Un rôle de facilitateur
En 2009, Jean Susini est nommé directeur d’une nouvelle division au sein de l’ESRF, la division Services et développement de l'instrumentation. « Conçue dans le cadre de la jouvence du synchrotron, elle mutualise les ressources humaines et techniques pour le support aux lignes de lumière et aux accélérateurs, mais aussi pour créer une masse critique afin de mener des projets innovants en instrumentation », explique Jean Susini. « Cette division, construite essentiellement par mobilité interne, regroupait à l’époque 130 personnes travaillant sur la conception mécanique, les détecteurs et l'électronique, l'optique des rayons X, le contrôle des lignes de lumière et l'analyse des données », poursuit-il. « Elle a été particulièrement importante dans la réalisation des deux phases de la jouvence de l’ESRF, de par ses missions à la fois de gestion des ressources humaines et de gestion de projets, en travaillant main dans la main avec les divisions Machine et Expériences. »
« J’étais impatient de venir à SOLEIL, en particulier pour participer à la consolidation de sa place dans l'écosystème unique et en pleine expansion qu’est le plateau de Paris-Saclay. »
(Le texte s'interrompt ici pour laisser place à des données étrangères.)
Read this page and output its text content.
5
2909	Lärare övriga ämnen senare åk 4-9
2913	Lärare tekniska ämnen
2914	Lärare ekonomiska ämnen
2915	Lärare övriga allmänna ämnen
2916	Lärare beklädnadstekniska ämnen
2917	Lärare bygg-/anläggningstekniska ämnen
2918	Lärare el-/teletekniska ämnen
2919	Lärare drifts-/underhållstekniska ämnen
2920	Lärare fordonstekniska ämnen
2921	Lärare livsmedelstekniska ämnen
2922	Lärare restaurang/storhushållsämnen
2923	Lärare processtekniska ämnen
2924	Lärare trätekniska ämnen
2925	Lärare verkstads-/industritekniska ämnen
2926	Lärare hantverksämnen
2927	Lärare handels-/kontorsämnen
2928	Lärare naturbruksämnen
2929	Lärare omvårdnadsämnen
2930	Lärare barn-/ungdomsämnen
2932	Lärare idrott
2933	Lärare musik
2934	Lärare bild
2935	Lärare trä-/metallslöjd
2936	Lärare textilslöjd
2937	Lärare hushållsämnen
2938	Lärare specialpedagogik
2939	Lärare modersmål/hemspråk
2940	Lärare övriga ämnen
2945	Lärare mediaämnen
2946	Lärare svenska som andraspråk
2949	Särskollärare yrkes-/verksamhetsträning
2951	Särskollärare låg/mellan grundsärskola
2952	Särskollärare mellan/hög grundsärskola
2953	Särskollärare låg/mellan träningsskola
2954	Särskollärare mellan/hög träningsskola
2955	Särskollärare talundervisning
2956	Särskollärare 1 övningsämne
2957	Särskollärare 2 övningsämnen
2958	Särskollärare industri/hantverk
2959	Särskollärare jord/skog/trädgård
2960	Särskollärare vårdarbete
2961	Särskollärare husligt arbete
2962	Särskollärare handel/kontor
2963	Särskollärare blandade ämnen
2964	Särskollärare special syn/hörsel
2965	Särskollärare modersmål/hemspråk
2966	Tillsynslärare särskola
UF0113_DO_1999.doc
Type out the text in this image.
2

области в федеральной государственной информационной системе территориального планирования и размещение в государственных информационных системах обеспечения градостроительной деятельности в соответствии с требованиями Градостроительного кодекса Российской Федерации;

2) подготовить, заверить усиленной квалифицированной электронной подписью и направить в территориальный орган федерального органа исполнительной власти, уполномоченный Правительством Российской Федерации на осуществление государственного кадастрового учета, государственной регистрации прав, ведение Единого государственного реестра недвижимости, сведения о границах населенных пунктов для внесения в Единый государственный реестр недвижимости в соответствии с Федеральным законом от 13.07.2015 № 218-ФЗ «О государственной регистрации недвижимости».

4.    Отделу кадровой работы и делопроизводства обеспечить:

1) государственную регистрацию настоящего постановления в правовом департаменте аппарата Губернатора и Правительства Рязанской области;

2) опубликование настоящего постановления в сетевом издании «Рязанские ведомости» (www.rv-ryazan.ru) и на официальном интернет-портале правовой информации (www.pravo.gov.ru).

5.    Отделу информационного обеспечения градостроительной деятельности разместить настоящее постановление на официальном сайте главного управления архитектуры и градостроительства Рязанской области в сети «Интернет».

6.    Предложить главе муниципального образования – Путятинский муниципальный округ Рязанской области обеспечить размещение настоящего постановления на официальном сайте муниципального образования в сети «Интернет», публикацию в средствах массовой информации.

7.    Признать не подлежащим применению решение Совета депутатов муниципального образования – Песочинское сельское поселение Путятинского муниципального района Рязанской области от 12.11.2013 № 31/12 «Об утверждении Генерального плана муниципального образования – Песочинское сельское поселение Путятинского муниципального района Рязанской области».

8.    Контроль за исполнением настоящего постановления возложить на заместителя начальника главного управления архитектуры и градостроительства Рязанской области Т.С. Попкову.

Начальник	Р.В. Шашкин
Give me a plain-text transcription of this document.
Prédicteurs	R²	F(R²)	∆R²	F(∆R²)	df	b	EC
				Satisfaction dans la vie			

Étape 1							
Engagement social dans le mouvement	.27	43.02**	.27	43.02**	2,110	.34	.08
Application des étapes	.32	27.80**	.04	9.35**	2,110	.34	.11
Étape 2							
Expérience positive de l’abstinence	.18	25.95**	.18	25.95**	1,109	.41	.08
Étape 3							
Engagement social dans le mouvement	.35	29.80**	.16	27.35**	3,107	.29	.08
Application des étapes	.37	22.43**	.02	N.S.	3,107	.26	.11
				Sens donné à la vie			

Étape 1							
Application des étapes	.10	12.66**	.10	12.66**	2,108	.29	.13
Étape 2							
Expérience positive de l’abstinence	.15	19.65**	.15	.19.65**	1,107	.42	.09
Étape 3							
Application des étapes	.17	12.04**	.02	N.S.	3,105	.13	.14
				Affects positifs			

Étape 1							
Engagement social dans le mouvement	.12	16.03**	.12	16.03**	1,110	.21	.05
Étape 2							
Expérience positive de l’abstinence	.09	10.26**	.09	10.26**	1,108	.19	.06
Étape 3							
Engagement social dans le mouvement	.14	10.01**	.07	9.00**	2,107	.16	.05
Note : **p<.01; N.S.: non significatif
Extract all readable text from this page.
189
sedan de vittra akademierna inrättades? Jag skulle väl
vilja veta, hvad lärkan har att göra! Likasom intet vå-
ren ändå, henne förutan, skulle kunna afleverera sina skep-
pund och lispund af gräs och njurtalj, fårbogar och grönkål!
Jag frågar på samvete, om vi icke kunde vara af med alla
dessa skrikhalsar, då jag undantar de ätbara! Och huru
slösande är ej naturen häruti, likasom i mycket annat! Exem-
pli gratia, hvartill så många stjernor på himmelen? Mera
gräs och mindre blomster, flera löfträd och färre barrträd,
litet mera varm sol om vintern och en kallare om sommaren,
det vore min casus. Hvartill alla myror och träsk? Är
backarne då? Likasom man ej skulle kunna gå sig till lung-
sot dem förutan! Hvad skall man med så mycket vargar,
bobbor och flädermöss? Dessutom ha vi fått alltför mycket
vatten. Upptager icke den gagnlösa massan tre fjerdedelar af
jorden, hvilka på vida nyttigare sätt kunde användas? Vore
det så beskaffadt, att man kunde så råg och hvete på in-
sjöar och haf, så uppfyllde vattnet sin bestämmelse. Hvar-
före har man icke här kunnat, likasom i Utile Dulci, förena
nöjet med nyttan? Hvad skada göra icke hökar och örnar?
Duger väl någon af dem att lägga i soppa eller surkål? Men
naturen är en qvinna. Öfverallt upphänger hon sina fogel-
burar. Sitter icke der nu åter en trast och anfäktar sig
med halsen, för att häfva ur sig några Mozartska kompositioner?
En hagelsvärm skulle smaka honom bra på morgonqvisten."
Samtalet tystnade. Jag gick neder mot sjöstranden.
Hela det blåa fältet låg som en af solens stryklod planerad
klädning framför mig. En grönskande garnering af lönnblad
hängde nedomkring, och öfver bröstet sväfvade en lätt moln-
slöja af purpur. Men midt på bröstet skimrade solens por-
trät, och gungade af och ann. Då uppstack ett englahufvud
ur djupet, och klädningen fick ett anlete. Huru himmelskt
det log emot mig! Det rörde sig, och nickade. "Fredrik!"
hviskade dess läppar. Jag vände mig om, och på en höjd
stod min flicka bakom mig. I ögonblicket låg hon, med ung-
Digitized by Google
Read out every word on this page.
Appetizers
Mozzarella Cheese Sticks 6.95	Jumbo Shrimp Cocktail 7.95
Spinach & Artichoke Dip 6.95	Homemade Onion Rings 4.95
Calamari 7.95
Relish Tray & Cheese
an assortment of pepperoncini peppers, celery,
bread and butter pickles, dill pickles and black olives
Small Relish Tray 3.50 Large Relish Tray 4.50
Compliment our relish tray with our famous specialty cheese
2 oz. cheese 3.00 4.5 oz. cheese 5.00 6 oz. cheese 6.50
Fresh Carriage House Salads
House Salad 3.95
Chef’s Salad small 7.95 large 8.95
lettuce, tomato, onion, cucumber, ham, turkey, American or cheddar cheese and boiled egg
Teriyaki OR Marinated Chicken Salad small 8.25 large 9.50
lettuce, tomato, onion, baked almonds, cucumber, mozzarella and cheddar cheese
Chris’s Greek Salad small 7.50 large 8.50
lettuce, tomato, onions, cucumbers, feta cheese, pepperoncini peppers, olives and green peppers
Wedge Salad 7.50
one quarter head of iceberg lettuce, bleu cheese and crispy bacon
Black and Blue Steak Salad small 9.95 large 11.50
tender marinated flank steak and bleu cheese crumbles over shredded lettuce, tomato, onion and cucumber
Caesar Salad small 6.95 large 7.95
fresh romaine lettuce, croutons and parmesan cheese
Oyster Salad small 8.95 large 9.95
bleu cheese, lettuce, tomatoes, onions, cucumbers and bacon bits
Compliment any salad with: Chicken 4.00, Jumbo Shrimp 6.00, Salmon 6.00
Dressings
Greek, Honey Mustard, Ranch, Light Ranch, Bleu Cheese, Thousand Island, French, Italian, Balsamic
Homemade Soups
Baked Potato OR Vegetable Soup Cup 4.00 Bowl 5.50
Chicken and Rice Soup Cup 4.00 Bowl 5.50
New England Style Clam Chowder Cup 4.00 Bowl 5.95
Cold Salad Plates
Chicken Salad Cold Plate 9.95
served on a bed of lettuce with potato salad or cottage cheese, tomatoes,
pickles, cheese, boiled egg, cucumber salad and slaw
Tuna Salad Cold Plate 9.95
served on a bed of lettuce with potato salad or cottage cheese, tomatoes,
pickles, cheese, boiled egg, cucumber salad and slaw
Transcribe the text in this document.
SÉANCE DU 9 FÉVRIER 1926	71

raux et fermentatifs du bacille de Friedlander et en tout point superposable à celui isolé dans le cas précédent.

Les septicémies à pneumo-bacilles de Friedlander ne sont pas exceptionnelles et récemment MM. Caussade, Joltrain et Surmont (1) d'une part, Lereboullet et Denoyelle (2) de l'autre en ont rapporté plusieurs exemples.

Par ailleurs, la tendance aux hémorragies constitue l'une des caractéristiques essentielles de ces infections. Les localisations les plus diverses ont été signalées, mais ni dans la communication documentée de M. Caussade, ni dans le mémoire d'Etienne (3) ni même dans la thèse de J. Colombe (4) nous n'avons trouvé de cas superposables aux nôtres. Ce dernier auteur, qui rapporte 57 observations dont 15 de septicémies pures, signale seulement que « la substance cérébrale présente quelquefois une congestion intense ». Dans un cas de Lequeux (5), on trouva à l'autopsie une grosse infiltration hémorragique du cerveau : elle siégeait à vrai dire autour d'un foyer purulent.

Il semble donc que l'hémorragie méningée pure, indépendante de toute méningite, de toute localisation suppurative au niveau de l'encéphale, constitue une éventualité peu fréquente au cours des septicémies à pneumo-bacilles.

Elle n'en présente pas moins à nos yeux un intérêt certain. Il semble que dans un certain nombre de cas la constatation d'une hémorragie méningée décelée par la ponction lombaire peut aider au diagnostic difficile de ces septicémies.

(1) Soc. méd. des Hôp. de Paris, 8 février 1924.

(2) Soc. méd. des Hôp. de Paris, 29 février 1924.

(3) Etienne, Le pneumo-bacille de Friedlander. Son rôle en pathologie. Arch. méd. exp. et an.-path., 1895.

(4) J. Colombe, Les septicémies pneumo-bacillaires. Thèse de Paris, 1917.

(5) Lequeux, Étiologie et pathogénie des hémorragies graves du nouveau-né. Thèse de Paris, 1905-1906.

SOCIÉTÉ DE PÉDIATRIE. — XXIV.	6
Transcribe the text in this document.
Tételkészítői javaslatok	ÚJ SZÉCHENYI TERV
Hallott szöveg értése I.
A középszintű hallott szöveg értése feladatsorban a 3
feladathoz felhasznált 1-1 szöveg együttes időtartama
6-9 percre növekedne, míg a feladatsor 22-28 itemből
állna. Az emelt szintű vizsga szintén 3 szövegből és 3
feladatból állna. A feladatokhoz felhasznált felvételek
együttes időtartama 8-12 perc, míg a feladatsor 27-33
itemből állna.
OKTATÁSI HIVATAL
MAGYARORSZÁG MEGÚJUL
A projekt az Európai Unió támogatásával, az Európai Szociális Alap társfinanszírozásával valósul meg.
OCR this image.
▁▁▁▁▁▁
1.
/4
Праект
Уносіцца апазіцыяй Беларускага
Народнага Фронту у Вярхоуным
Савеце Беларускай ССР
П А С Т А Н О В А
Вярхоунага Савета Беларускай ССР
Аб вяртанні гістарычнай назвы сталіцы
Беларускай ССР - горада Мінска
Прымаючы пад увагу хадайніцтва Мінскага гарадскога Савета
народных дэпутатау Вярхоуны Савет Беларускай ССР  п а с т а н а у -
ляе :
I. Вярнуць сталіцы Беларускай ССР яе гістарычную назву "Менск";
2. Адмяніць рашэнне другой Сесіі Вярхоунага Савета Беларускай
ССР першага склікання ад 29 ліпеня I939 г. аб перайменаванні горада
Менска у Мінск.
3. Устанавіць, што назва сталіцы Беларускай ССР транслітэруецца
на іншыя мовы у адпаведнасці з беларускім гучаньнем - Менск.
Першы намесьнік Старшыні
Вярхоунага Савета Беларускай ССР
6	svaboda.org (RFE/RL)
Jean Susini gère cette division pendant plus de 6 ans, avant d’être nommé directeur scientifique en Sciences de la vie. Ses missions principales ? S’assurer de l’opération de l’ensemble des lignes de lumière, inspirer une direction scientifique dans le cadre de l’ESRF-EBS (phase de modernisation du synchrotron), établir et renforcer les relations avec les communautés utilisatrices. « J’avais un rôle de facilitateur ; il y avait une forte dimension humaine, ce qui me plaisait beaucoup », se rappelle le scientifique.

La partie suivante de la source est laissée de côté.